Over the years, Unitarian and Universal thinking has moved increasingly to emphasis on a spirit of search for truth, an avoidance of dogma, the inherent value of each individual and the right --indeed the necessity--for each individual to find ultimate religious reality within. This has fostered a wide tolerance for and interest in studying faiths of peoples through the world.
Each Unitarian Universalist church is autonomous, and there can found a wide range of practices and commitments. Throughout history, however, this "Free Religious Faith" puts faith in the individual's ability to pursue the good life without having to subscribe to an arbitrary formula.

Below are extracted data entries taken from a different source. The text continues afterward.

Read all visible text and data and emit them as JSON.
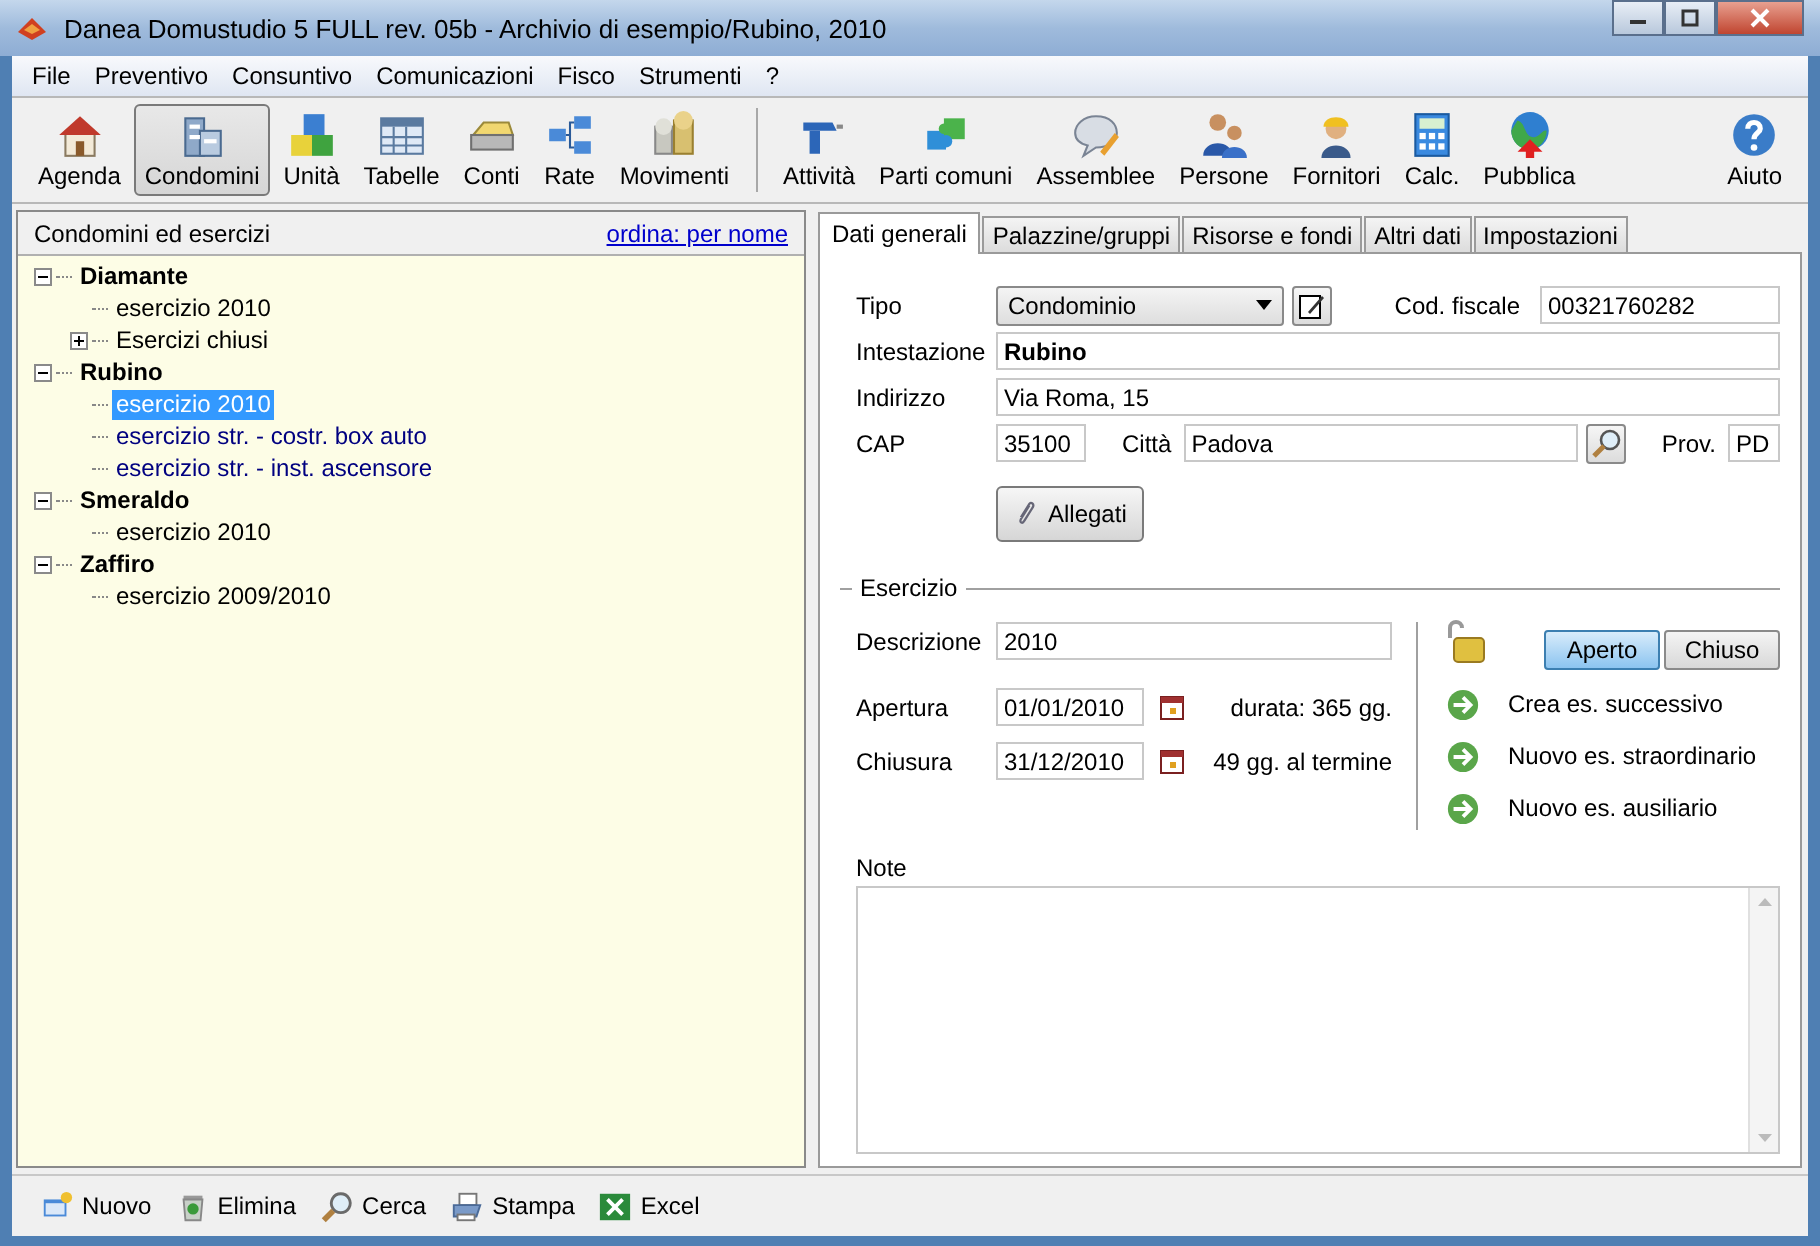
{
  "window": {
    "title": "Danea Domustudio 5 FULL rev. 05b - Archivio di esempio/Rubino, 2010"
  },
  "menu": [
    "File",
    "Preventivo",
    "Consuntivo",
    "Comunicazioni",
    "Fisco",
    "Strumenti",
    "?"
  ],
  "toolbar": {
    "left": [
      {
        "label": "Agenda",
        "selected": false
      },
      {
        "label": "Condomini",
        "selected": true
      },
      {
        "label": "Unità",
        "selected": false
      },
      {
        "label": "Tabelle",
        "selected": false
      },
      {
        "label": "Conti",
        "selected": false
      },
      {
        "label": "Rate",
        "selected": false
      },
      {
        "label": "Movimenti",
        "selected": false
      }
    ],
    "right": [
      {
        "label": "Attività",
        "selected": false
      },
      {
        "label": "Parti comuni",
        "selected": false
      },
      {
        "label": "Assemblee",
        "selected": false
      },
      {
        "label": "Persone",
        "selected": false
      },
      {
        "label": "Fornitori",
        "selected": false
      },
      {
        "label": "Calc.",
        "selected": false
      },
      {
        "label": "Pubblica",
        "selected": false
      }
    ],
    "help": {
      "label": "Aiuto",
      "selected": false
    }
  },
  "tree": {
    "title": "Condomini ed esercizi",
    "sort_link": "ordina: per nome",
    "items": [
      {
        "label": "Diamante",
        "expanded": true,
        "children": [
          {
            "label": "esercizio 2010",
            "selected": false,
            "color": "#000000"
          },
          {
            "label": "Esercizi chiusi",
            "expanded": false,
            "selected": false,
            "color": "#000000"
          }
        ]
      },
      {
        "label": "Rubino",
        "expanded": true,
        "children": [
          {
            "label": "esercizio 2010",
            "selected": true
          },
          {
            "label": "esercizio str. - costr. box auto",
            "selected": false,
            "color": "#000080"
          },
          {
            "label": "esercizio str. - inst. ascensore",
            "selected": false,
            "color": "#000080"
          }
        ]
      },
      {
        "label": "Smeraldo",
        "expanded": true,
        "children": [
          {
            "label": "esercizio 2010",
            "selected": false,
            "color": "#000000"
          }
        ]
      },
      {
        "label": "Zaffiro",
        "expanded": true,
        "children": [
          {
            "label": "esercizio 2009/2010",
            "selected": false,
            "color": "#000000"
          }
        ]
      }
    ]
  },
  "tabs": [
    {
      "label": "Dati generali",
      "selected": true
    },
    {
      "label": "Palazzine/gruppi",
      "selected": false
    },
    {
      "label": "Risorse e fondi",
      "selected": false
    },
    {
      "label": "Altri dati",
      "selected": false
    },
    {
      "label": "Impostazioni",
      "selected": false
    }
  ],
  "general": {
    "tipo_label": "Tipo",
    "tipo_value": "Condominio",
    "codfisc_label": "Cod. fiscale",
    "codfisc_value": "00321760282",
    "intestazione_label": "Intestazione",
    "intestazione_value": "Rubino",
    "indirizzo_label": "Indirizzo",
    "indirizzo_value": "Via Roma, 15",
    "cap_label": "CAP",
    "cap_value": "35100",
    "citta_label": "Città",
    "citta_value": "Padova",
    "prov_label": "Prov.",
    "prov_value": "PD",
    "attachments_button": "Allegati"
  },
  "esercizio": {
    "title": "Esercizio",
    "descrizione_label": "Descrizione",
    "descrizione_value": "2010",
    "apertura_label": "Apertura",
    "apertura_value": "01/01/2010",
    "durata": "durata: 365 gg.",
    "chiusura_label": "Chiusura",
    "chiusura_value": "31/12/2010",
    "termine": "49 gg. al termine",
    "states": [
      {
        "label": "Aperto",
        "selected": true
      },
      {
        "label": "Chiuso",
        "selected": false
      }
    ],
    "actions": [
      "Crea es. successivo",
      "Nuovo es. straordinario",
      "Nuovo es. ausiliario"
    ]
  },
  "note": {
    "label": "Note"
  },
  "bottom_bar": [
    "Nuovo",
    "Elimina",
    "Cerca",
    "Stampa",
    "Excel"
  ]
}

Historically, we came out of the Protestant Reformation. In the 15th and 16th Centuries, the ideas that came to be called Unitarian spread to Poland and England, and then New England, eventually forming the American Unitarian Association.
Universalism – no Hell
The name Universalism refers to the belief in Universal salvation—that in the end, all souls will be reconciled with God, and no-one will be left in eternal torment. As modern Universalists like to say, “God is not a sadist.”
A Frenchman (George DeBennevllle) and an Englishmen (John Murray) founded the Universalist Church in the late 18th Century, in America. American Hosea Ballou established the theological grounding for the new faith with his sermon “Treatise on Atonement.”
Universalism thrived in the 19th Century but weakened in the 20th, largely because so many Americans stopped taking the threat of Hellfire seriously.
In 1961, the American Unitarian Association and the Universalist Church of America merged to become the Unitarian-Universalist Association.